Je nach Standort kann es zusätzlich Regenwasser aufnehmen oder Schmutz- und Niederschlagswasser in getrennten Leitungen ableiten.
Sammelkanäle als Rückgrat
Die größeren Leitungen bündeln die Abflüsse aus mehreren Straßen oder Ortsteilen.
Sie verlaufen meist mit einem Gefälle, damit das Wasser möglichst durch Schwerkraft weiterfließt.
Reicht das Gefälle nicht aus, übernehmen Pumpwerke den Weitertransport.
Grundstücksanschlüsse und Zuleitungen
Kleinere Rohre verbinden Gebäude, Gewerbebetriebe und andere Anschlüsse mit dem öffentlichen Kanalnetz.
Diese Leitungen finden Sie häufig auf dem Grundstück oder unter der Straße.
Ihre Dimension richtet sich unter anderem nach der angeschlossenen Fläche und der erwarteten Abwassermenge.
Anlagen zur Abwasserreinigung
Am Ende des Netzes gelangt das Abwasser in eine Kläranlage.
Dort entfernen mechanische, biologische und je nach Verfahren chemische Stufen Feststoffe, organische Belastungen und weitere unerwünschte Stoffe.

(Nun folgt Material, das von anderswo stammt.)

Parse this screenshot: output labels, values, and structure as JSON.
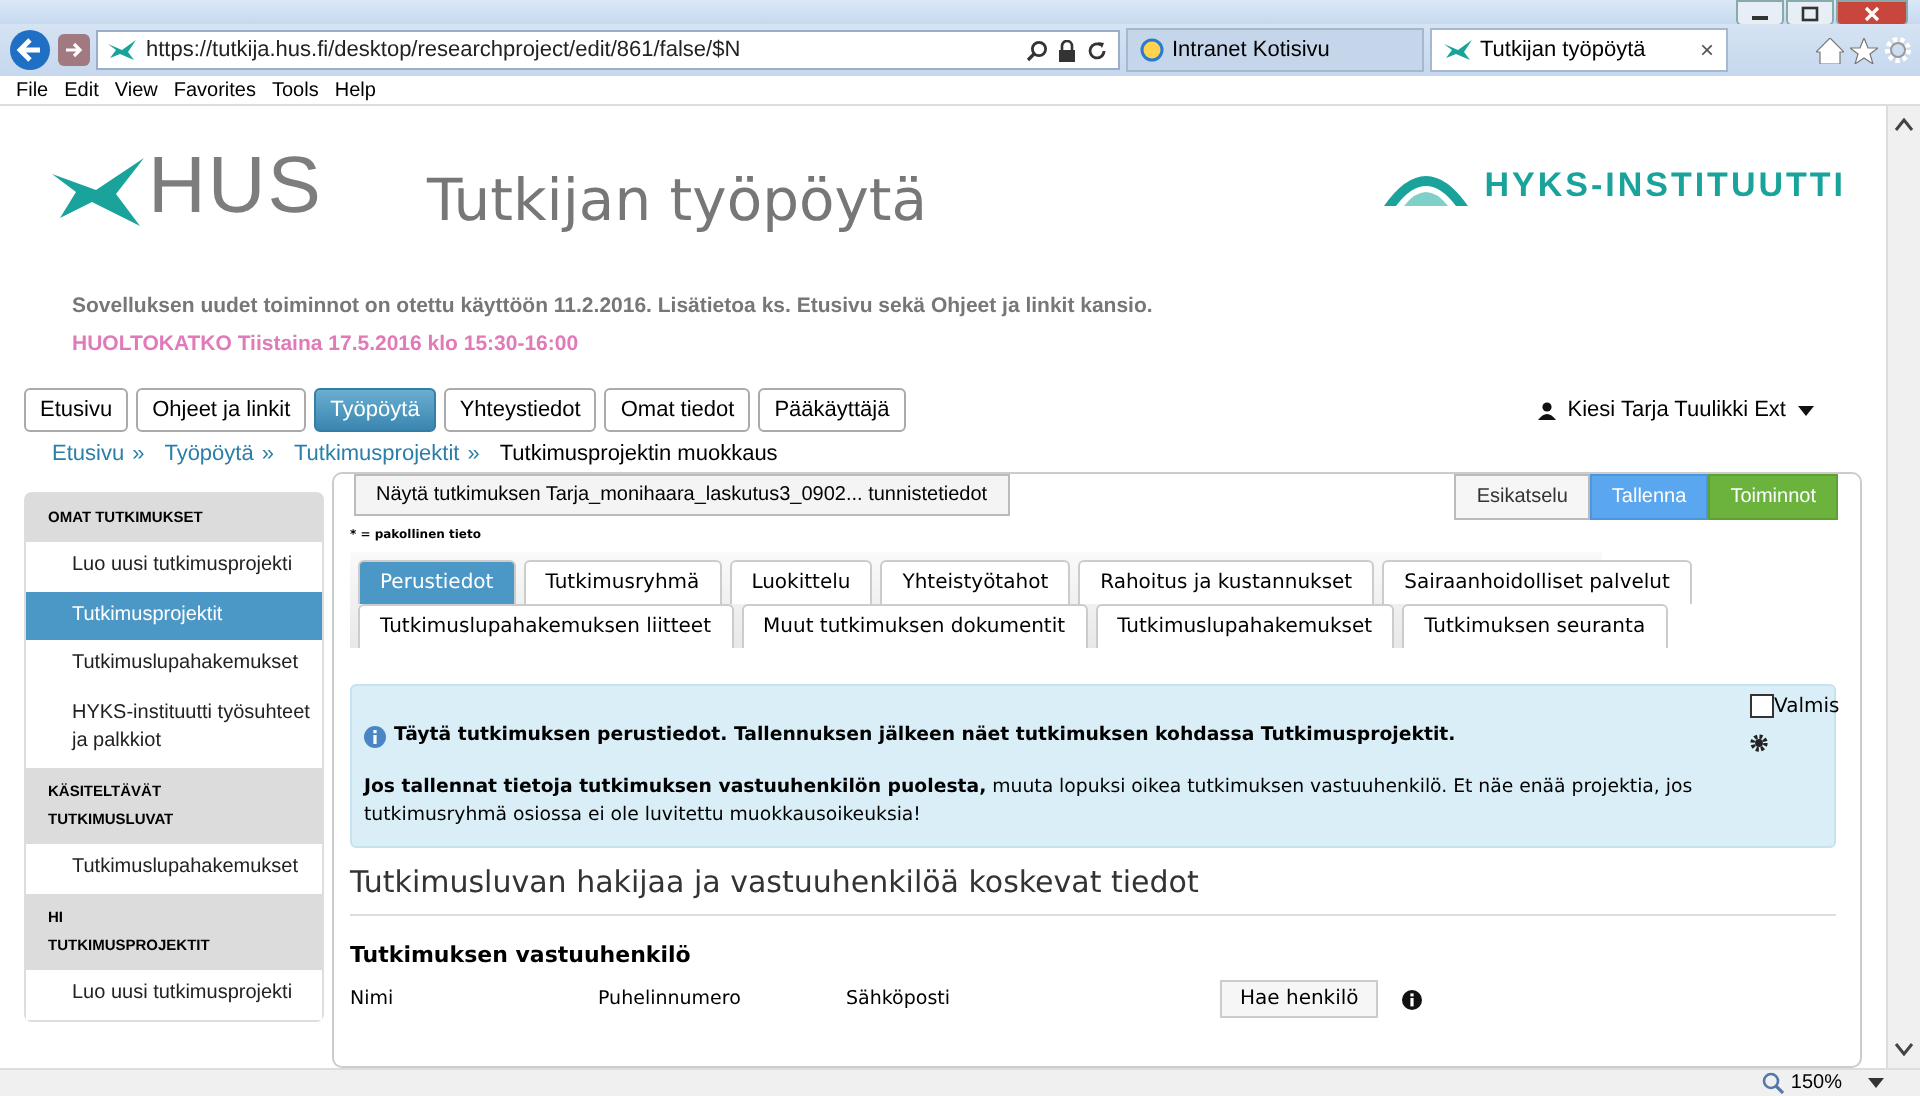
{
  "browser": {
    "url": "https://tutkija.hus.fi/desktop/researchproject/edit/861/false/$N",
    "tabs": [
      {
        "label": "Intranet Kotisivu",
        "selected": false
      },
      {
        "label": "Tutkijan työpöytä",
        "selected": true
      }
    ],
    "close_tab": "×",
    "menu": [
      "File",
      "Edit",
      "View",
      "Favorites",
      "Tools",
      "Help"
    ]
  },
  "header": {
    "logo_text": "HUS",
    "title": "Tutkijan työpöytä",
    "partner_logo_text": "HYKS-INSTITUUTTI"
  },
  "notices": [
    {
      "kind": "info",
      "text": "Sovelluksen uudet toiminnot on otettu käyttöön 11.2.2016. Lisätietoa ks. Etusivu sekä Ohjeet ja linkit kansio."
    },
    {
      "kind": "alert",
      "text": "HUOLTOKATKO Tiistaina 17.5.2016 klo 15:30-16:00"
    }
  ],
  "nav": [
    {
      "label": "Etusivu",
      "selected": false
    },
    {
      "label": "Ohjeet ja linkit",
      "selected": false
    },
    {
      "label": "Työpöytä",
      "selected": true
    },
    {
      "label": "Yhteystiedot",
      "selected": false
    },
    {
      "label": "Omat tiedot",
      "selected": false
    },
    {
      "label": "Pääkäyttäjä",
      "selected": false
    }
  ],
  "user_menu": "Kiesi Tarja Tuulikki Ext",
  "breadcrumbs": {
    "separator": "»",
    "items": [
      "Etusivu",
      "Työpöytä",
      "Tutkimusprojektit"
    ],
    "current": "Tutkimusprojektin muokkaus"
  },
  "sidebar": [
    {
      "heading": "OMAT TUTKIMUKSET",
      "items": [
        {
          "label": "Luo uusi tutkimusprojekti",
          "selected": false
        },
        {
          "label": "Tutkimusprojektit",
          "selected": true
        },
        {
          "label": "Tutkimuslupahakemukset",
          "selected": false
        },
        {
          "label": "HYKS-instituutti työsuhteet ja palkkiot",
          "selected": false
        }
      ]
    },
    {
      "heading": "KÄSITELTÄVÄT TUTKIMUSLUVAT",
      "items": [
        {
          "label": "Tutkimuslupahakemukset",
          "selected": false
        }
      ]
    },
    {
      "heading": "HI TUTKIMUSPROJEKTIT",
      "items": [
        {
          "label": "Luo uusi tutkimusprojekti",
          "selected": false
        }
      ]
    }
  ],
  "toolbar": {
    "identity_button": "Näytä tutkimuksen Tarja_monihaara_laskutus3_0902... tunnistetiedot",
    "actions": [
      {
        "label": "Esikatselu",
        "kind": "plain"
      },
      {
        "label": "Tallenna",
        "kind": "primary"
      },
      {
        "label": "Toiminnot",
        "kind": "success"
      }
    ]
  },
  "required_note": "* = pakollinen tieto",
  "form_tabs": [
    [
      {
        "label": "Perustiedot",
        "selected": true
      },
      {
        "label": "Tutkimusryhmä",
        "selected": false
      },
      {
        "label": "Luokittelu",
        "selected": false
      },
      {
        "label": "Yhteistyötahot",
        "selected": false
      },
      {
        "label": "Rahoitus ja kustannukset",
        "selected": false
      },
      {
        "label": "Sairaanhoidolliset palvelut",
        "selected": false
      }
    ],
    [
      {
        "label": "Tutkimuslupahakemuksen liitteet",
        "selected": false
      },
      {
        "label": "Muut tutkimuksen dokumentit",
        "selected": false
      },
      {
        "label": "Tutkimuslupahakemukset",
        "selected": false
      },
      {
        "label": "Tutkimuksen seuranta",
        "selected": false
      }
    ]
  ],
  "info_box": {
    "lines": [
      "**Täytä tutkimuksen perustiedot. Tallennuksen jälkeen näet tutkimuksen kohdassa Tutkimusprojektit.**",
      "**Jos tallennat tietoja tutkimuksen vastuuhenkilön puolesta,** muuta lopuksi oikea tutkimuksen vastuuhenkilö. Et näe enää projektia, jos tutkimusryhmä osiossa ei ole luvitettu muokkausoikeuksia!"
    ],
    "valmis": {
      "label": "Valmis",
      "checked": false
    }
  },
  "section_title": "Tutkimusluvan hakijaa ja vastuuhenkilöä koskevat tiedot",
  "subsection_title": "Tutkimuksen vastuuhenkilö",
  "fields": [
    "Nimi",
    "Puhelinnumero",
    "Sähköposti"
  ],
  "search_button": "Hae henkilö",
  "status_bar": {
    "zoom": "150%"
  }
}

Erst danach wird das gereinigte Wasser in ein Gewässer eingeleitet oder anderweitig genutzt.
Kontroll- und Wartungsschächte
Schächte schaffen Zugang zu unterirdischen Leitungen.
Fachkräfte nutzen sie, um den Zustand der Rohre zu prüfen, Ablagerungen zu beseitigen und Schäden zu reparieren.
Sie liegen häufig an Richtungsänderungen, Verzweigungen oder größeren Abständen im Leitungsverlauf.
| Bereich | Hauptaufgabe |
|---|---|
| Zuleitungen | Abwasser von einzelnen Anschlüssen aufnehmen |
| Sammelkanäle | Teilströme bündeln und weiterleiten |
| Kläranlage | Abwasser reinigen |
| Zugangsschächte | Kontrolle und Wartung ermöglichen |
Welche Kanalsysteme gibt es?
Getrennte Ableitung von Schmutz- und Regenwasser
Beim Trennkanalsystem führen zwei Leitungsnetze die unterschiedlichen Wasserarten ab.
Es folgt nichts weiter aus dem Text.